Il vit passer, dalmatique au vent, un bédouin monté sur un chameau rapide comme une flèche et le museau pendant jusqu’à terre. Des scarabées aux reflets métalliques voyageaient à travers les sinuosités du sol, des papillons voltigeaient et des mouches bourdonnaient.

Au minaret d’Amrou, le muezzin chantait et sa voix parvenait affaiblie comme une lamentation. C’était l’heure de la prière ; Goha se mit à prier.

— Au nom du Dieu clément et miséricordieux, un plat de cailles pour Goha… Je n’ai rien mangé depuis ma naissance… Tu n’as qu’à sentir mon haleine… Louange à Dieu, maître de l’Univers…

La voix du muezzin s’allie aux tonalités du crépuscule.

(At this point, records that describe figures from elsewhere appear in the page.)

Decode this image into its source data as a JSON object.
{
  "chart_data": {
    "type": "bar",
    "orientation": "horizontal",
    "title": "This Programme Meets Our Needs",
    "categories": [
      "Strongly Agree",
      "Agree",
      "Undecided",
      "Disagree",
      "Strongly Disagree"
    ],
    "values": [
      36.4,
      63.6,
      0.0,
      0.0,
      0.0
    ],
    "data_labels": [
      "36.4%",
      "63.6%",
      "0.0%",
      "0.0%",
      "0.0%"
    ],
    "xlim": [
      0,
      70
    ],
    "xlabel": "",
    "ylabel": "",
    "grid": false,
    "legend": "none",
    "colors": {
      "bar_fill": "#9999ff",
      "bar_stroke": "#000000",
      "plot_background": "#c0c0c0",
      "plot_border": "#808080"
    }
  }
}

Du haut du minaret, elle s’élance sur les étendues, cherchant dans le désert les rares fidèles qui s’y trouvent dispersés.

— Venez au salut ! venez à la prière ! Dieu est grand.

Goha poursuit :

— L’haleine du jeûneur est un parfum exquis pour Dieu… et un bon plat rempli jusqu’au bord est aussi une bonne chose…

— Dieu est grand ! Dieu est grand !

Les paroles sacrées se prolongent infiniment et le muezzin s’arrête pour écouter cette musique céleste dont les premières notes sont nées en lui. Du nord, du sud, de l’ouest partent des appels semblables… Goha, la tête bourdonnante, poursuit sa prière :

— Non, je ne suis pas content, Nabi, Goha n’est pas content… Souverain au jour de la rétribution c’est toi que nous adorons, c’est toi dont nous implorons le secours !…

La voix du muezzin s’est tue. Goha s’est tu et regarde El Kaïra où des lanternes brillent. Il y a là-bas une chambre aux tapis moelleux, aux divans profonds. Et dans cette chambre, il y a un vieillard hospitalier et tendre : Cheik-el-Zaki. Goha se lève et, sans se rendre compte qu’il est nu, se dirige vers la ville.